L'open data devrait ouvrir de nouvelles perspectives dans l’exercice de la justice, il promet une accélération du règlement des litiges, une plus grande cohérence et prévisibilité des décisions de justice. Toutefois l’utilisation non régulée d’algorithmes pourrait aller à l’encontre des principes fondamentaux de la justice et des droits des individus.

Dans une déclaration commune, le vice-président du Conseil d’État, la présidente du Conseil national des barreaux et le président de l’Ordre des avocats au Conseil d’État et à la cour de cassation appellent de leurs vœux la création d’un dispositif de régulation et de contrôle des algorithmes utilisés pour l’exploitation des bases de données des décisions de justice qui devrait conduire à la désignation d’une autorité publique chargée de cette régulation et de ce contrôle, en lien avec les juridictions administratives et judiciaires ainsi qu’avec l’Ordre des avocats aux conseils et avec le Conseil national des barreaux.

Les signataires de la déclaration affirment leur attachement aux cinq principes de la Charte éthique de la Commission européenne pour l’efficacité de la justice : principe de respect des droits fondamentaux, principe de non-discrimination, principe de qualité et de sécurité, principe de transparence, principe de maîtrise par l’utilisateur.

 « L’open data des décisions de justice et les algorithmes de recherche seront des vecteurs d’efficacité et de qualité pour notre justice s’ils sont bien utilisés ; ils pourront en outre favoriser la prévisibilité des décisions au profit des citoyens comme des entreprises. Nous devrons mettre à profit ces nouveaux outils tout en prévenant les risques qu’ils recèlent : ils ne doivent pas brider, par des biais cachés, la recherche et l’innovation jurisprudentielles, fragiliser le droit au respect de la vie privée des justiciables ni permettre de comparer, évaluer ou prédire les pratiques professionnelles des juges. Le numérique ne saurait non plus déshumaniser la justice : il doit être accueilli comme un moyen d’aiguiser l’intelligence du juge, pas de la remplacer. La déclaration commune signée par le Conseil d’État, le Conseil national des barreaux et l’Ordre des avocats au Conseil d’État et à la Cour de cassation contribue dans cet esprit à concilier l’émergence de l’open data et des algorithmes avec la confiance que doit continuer à susciter l’œuvre de justice. »
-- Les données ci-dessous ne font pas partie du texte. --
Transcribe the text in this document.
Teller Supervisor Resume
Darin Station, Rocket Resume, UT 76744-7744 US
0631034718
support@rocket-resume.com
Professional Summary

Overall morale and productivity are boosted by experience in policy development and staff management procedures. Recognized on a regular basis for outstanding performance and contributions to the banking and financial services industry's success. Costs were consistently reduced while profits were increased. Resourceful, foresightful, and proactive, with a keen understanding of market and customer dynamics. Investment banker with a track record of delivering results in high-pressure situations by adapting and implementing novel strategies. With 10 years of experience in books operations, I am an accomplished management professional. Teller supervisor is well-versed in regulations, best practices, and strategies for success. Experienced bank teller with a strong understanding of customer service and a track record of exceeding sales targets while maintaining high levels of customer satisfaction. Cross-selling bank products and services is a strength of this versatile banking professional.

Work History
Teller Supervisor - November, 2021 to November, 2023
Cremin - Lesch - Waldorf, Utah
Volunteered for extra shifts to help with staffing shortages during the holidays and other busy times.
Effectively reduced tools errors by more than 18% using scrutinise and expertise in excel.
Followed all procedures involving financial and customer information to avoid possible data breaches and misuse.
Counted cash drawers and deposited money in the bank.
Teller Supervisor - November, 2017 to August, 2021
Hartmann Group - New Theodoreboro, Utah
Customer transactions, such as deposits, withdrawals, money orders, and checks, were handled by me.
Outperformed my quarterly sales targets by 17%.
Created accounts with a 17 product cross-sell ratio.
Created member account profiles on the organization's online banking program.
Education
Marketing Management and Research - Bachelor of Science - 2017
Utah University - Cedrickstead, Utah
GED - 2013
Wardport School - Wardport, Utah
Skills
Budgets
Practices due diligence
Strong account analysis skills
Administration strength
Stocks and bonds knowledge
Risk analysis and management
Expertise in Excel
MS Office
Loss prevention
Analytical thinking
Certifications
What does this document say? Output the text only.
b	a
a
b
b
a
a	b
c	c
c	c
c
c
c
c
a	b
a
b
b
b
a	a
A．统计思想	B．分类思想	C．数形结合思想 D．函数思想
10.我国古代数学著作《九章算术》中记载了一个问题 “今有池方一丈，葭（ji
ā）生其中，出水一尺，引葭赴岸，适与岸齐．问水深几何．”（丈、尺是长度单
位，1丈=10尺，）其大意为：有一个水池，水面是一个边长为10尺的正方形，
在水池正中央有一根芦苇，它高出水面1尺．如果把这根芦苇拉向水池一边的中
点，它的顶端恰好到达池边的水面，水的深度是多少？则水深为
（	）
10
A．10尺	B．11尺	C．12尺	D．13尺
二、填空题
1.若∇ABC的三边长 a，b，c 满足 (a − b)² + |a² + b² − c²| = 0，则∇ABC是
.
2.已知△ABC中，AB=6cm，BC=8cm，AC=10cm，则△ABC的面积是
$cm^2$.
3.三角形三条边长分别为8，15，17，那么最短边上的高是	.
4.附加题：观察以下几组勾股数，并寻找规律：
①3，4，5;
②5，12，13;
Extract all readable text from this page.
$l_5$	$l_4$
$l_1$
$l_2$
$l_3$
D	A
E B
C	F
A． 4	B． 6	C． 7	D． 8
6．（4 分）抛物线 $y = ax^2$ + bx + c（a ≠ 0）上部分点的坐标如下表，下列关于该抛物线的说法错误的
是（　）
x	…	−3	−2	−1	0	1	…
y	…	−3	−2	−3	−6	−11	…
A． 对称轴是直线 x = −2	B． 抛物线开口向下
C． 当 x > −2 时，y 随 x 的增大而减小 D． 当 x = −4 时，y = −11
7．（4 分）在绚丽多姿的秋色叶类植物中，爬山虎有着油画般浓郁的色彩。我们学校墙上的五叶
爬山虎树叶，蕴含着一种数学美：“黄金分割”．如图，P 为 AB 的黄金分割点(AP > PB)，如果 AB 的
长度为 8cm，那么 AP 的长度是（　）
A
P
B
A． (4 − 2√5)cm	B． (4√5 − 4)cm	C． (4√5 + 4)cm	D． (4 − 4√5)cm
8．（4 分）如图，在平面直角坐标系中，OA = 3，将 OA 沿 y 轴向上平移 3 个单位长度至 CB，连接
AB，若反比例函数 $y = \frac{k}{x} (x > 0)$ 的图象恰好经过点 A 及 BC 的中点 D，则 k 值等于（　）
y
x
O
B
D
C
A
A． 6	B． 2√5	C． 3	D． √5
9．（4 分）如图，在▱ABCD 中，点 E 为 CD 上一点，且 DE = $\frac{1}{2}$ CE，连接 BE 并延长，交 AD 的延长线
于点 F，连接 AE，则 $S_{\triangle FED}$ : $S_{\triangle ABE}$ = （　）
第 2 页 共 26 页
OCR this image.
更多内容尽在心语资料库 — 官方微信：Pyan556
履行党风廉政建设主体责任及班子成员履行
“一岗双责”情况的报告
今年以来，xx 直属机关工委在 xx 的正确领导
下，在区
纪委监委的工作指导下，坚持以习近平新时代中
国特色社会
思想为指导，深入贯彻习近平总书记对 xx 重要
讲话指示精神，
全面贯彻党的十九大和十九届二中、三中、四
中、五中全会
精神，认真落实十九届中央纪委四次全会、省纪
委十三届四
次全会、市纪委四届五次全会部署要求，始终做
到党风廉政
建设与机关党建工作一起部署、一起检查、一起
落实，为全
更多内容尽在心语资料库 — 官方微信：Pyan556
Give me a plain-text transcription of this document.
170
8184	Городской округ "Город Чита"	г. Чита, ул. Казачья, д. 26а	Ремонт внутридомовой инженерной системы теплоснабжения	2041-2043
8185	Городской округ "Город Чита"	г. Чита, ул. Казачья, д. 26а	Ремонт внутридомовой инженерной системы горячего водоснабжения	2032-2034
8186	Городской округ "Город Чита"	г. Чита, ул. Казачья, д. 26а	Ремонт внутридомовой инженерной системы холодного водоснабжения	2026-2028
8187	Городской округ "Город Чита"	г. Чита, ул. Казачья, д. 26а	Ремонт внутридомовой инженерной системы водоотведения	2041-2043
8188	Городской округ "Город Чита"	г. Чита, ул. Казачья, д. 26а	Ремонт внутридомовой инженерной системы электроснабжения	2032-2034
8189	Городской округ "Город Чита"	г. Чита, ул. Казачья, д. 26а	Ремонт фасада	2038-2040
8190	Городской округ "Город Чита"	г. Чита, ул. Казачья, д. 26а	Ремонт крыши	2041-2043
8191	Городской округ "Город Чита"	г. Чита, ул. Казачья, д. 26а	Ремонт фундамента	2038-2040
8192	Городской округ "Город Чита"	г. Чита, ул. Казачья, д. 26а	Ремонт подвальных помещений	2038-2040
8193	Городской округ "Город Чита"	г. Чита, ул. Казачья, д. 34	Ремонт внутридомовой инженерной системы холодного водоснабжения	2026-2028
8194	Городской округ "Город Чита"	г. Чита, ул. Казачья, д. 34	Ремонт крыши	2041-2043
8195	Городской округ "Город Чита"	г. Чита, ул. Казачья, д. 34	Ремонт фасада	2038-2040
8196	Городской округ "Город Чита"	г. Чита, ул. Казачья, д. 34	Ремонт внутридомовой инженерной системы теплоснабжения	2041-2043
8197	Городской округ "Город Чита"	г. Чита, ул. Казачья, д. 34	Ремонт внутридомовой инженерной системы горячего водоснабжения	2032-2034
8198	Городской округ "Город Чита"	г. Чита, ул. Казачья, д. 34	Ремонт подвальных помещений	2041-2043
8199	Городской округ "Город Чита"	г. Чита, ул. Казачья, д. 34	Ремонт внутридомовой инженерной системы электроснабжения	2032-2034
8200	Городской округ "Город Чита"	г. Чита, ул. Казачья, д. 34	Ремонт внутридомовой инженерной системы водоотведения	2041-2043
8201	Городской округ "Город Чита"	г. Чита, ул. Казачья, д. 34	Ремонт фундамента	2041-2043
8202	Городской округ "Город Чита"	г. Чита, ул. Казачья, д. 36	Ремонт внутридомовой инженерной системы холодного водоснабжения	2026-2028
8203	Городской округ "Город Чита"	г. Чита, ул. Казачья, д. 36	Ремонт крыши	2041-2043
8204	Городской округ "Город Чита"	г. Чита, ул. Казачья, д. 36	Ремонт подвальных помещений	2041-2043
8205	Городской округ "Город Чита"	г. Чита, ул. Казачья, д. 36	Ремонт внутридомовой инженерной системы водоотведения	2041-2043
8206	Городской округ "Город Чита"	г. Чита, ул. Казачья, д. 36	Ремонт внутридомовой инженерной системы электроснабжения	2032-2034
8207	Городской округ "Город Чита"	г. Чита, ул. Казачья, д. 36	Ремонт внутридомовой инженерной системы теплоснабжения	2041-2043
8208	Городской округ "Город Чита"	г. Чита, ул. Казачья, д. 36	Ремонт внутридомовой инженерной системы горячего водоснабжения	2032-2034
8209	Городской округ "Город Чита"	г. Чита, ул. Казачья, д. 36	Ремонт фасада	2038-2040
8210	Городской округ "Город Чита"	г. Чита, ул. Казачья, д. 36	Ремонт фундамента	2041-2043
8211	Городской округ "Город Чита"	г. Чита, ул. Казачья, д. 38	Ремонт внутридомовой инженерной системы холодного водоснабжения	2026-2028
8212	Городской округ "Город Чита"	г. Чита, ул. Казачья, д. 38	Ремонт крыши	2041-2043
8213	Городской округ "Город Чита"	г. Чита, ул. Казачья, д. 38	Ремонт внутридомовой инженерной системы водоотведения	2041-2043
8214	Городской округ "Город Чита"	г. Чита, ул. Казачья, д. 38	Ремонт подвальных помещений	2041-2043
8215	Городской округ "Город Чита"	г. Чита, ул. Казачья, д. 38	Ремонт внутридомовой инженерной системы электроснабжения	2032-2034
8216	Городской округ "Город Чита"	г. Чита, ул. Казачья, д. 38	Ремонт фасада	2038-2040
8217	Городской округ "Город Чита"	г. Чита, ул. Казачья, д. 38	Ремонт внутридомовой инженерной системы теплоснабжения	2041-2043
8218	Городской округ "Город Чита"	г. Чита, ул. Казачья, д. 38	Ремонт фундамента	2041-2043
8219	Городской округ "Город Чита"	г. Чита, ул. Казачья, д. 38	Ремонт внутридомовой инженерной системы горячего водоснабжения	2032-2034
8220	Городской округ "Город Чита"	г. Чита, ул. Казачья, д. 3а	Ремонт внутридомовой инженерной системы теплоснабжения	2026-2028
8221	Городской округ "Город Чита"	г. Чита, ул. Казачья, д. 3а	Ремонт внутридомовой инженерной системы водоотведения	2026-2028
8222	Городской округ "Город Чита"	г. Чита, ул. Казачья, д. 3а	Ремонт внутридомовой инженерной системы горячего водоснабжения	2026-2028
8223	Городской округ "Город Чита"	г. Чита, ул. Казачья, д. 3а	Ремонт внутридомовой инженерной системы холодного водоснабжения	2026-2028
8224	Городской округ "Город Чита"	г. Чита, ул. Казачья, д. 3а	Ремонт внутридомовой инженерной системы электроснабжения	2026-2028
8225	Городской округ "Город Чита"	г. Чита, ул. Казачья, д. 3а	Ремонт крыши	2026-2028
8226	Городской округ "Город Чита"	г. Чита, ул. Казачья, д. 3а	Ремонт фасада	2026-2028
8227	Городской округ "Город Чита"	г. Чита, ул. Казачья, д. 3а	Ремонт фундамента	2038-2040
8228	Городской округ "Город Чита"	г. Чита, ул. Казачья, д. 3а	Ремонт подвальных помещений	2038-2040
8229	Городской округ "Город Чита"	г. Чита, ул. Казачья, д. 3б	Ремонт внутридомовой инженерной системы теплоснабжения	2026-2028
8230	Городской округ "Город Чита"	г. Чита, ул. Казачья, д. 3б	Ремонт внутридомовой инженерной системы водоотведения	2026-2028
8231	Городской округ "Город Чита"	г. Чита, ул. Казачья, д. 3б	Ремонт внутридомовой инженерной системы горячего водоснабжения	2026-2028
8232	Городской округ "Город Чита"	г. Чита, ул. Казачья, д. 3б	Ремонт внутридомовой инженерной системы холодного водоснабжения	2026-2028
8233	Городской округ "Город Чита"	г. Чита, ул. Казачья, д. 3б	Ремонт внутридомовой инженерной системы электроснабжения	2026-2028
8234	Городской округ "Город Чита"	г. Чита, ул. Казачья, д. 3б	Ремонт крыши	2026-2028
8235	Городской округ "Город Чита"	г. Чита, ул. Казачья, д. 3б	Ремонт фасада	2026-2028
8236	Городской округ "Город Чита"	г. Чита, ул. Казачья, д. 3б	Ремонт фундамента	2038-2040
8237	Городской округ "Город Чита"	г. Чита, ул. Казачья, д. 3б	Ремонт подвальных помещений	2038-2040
Bruno Lasserre, vice-président du Conseil d’État

 « Nous le savons, les algorithmes peuvent introduire des biais dès leur conception même et dans tout le traitement des informations qui s’en suit ; il nous faut donc rester vigilants quant à la production et à la publication des données de justice. Nous sommes satisfaits que la responsabilité de la diffusion des décisions de justice soit confiée au Conseil d’État et à la Cour de Cassation, conformément aux déclarations que nous avions co-signé avec eux. Nous devons maintenant aller plus loin et créer une autorité publique de contrôle. Le CNB demande aussi que soit introduit des garanties en termes d’information des parties, de débat contradictoire et de droit de recours : c’est le rôle des avocats que de s’assurer que le droit au respect de la vie privée des personnes concernées par les décisions de justice est bien respecté. »

Christiane Féral-Schuhl, présidente du Conseil national des barreaux

 « Les ordres administratif et judiciaire vont mettre gratuitement à la disposition des opérateurs privés une masse considérable de données. Ces opérateurs vont les exploiter pour délivrer, moyennant finances, des messages qui auront, dans une certaine mesure, une portée normative. Il est, dès lors, légitime qu’une autorité publique ait un pouvoir de régulation et de contrôle sur la façon dont ces données, issues des juridictions, seront exploitées pour éviter les biais illégaux. Ces données ne sont pas neutres ; elles sont très sensibles et ont une portée normative dont l’Etat ne peut pas se désintéresser »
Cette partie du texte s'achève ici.